He said for 37 years, the ruling party has burdened our country with a bloated government whose size served no other purpose except to accommodate party loyalists.

"In the event our party is honored with the mandate to lead our country, we will eliminate over 16 ministries, including all deputy minister positions, and create a lean, high-performing cabinet of fourteen members whose preoccupation will not be fighting wars that have already been won, but measurably advancing and protecting the welfare and liberties of every Zimbabwean citizen. The leaders our country deserves will have more than just technocratic ability. They will be selfless leaders who want for the least of us what they want for themselves," he said.

"In 2013, opposition parties in Zimbabwe - in a classic case of politicians looking after their own interests - astonishingly agreed to a dramatic extension of the patronage system through a massive expansion of the legislature to 350 members. The Build Zimbabwe Alliance will field candidates for parliament who are committed to the drastic reduction of non-productive government spending, even if that means supporting the elimination of their own parliamentary seats."

He said a vote for the Build Zimbabwe Alliance will be a repudiation of the mindless nationalism that insists on fighting the shadows of colonialism at the expense of the well-being of its people.

"It will be an emphatic rejection of the idea that liberation war credentials, or even length of time spent in the trenches of opposition politics for that matter, confers special ability to run public institutions and a modern economy, and exempts leaders from being judged by the electorate."

"It will be a rejection of the leadership paranoia that turns university campuses into prisons out of fear of the voices of the young. It will be a rejection of the demonization of white Zimbabweans or anyone current leaders see as a threat. It will be a vote for the restoration of the rule of law, for making property rights sacrosanct again, for removing the impediments to private sector development, for reviving commercial agriculture and our manufacturing sector so we can employ and feed our people again and secure the future of our children," he said.
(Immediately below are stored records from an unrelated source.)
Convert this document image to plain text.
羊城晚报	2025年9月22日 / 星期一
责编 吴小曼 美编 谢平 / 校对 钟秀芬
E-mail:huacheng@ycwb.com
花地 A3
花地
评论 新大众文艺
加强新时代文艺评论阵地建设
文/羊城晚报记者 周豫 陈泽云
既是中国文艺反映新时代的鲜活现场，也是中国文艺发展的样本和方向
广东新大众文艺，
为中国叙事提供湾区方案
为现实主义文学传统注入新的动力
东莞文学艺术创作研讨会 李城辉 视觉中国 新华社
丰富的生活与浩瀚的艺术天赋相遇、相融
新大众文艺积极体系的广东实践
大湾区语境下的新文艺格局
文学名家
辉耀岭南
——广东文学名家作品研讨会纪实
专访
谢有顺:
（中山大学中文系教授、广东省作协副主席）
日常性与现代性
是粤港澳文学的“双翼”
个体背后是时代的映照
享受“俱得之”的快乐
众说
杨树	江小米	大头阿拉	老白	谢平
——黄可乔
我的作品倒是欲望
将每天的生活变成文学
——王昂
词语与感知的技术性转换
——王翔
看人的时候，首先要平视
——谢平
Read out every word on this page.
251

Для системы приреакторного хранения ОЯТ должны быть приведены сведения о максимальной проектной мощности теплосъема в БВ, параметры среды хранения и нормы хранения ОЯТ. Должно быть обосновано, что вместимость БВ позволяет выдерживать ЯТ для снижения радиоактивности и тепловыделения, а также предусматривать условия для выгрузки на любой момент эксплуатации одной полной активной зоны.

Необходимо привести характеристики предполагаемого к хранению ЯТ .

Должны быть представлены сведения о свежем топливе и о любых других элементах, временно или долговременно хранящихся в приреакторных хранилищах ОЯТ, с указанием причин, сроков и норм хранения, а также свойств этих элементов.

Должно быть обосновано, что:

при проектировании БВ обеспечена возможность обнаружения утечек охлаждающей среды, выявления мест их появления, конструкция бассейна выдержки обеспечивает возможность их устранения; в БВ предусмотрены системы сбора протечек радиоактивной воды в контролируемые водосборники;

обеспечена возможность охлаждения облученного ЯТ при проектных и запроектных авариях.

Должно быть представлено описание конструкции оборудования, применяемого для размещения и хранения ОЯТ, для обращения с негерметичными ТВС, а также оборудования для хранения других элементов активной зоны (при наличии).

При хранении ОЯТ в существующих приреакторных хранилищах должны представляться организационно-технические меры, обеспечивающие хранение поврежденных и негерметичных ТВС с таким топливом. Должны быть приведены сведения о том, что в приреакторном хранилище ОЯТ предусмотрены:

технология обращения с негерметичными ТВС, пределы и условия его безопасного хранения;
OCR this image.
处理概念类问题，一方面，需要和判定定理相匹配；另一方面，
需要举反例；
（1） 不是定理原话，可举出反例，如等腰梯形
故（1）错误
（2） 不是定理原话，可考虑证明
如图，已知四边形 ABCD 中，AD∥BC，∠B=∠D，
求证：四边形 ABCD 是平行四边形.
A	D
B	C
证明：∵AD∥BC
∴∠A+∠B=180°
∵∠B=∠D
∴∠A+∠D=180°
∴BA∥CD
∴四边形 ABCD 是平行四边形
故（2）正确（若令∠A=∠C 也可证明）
"It will not just be a vote for the cities, but for bringing our whole nation into the 21stCentury, including our rural communities which, 37 years after independence, have barely come out of the 1960s. Mother, fathers, and school children still endure the indignity of squatting in pit latrines or out in the open. They barely eke out a living because of the destruction of agricultural support services which used to turn subsistence farmers into master farmers. Until leaders want for the rural communities what they want for themselves, until they are committed to restoring the dignity of those who constitute the majority of our voters and to bringing them where they no longer even believe they can go, they are not fit to lead our country."

The government that will emerge from the 2018 election will be responsible for re-working our social contract and establishing the rules of the game for Zimbabwe's future.

"Because whoever leads it may be perceived to have an unfair advantage over others in 2023, let me make this personal pledge to the people of Zimbabwe: In the event the people entrust me with their vote, I would serve for one term only and not contest in 2023 to ensure that decisions made during what I strongly believe has to be a transitional presidency are truly in the public interest."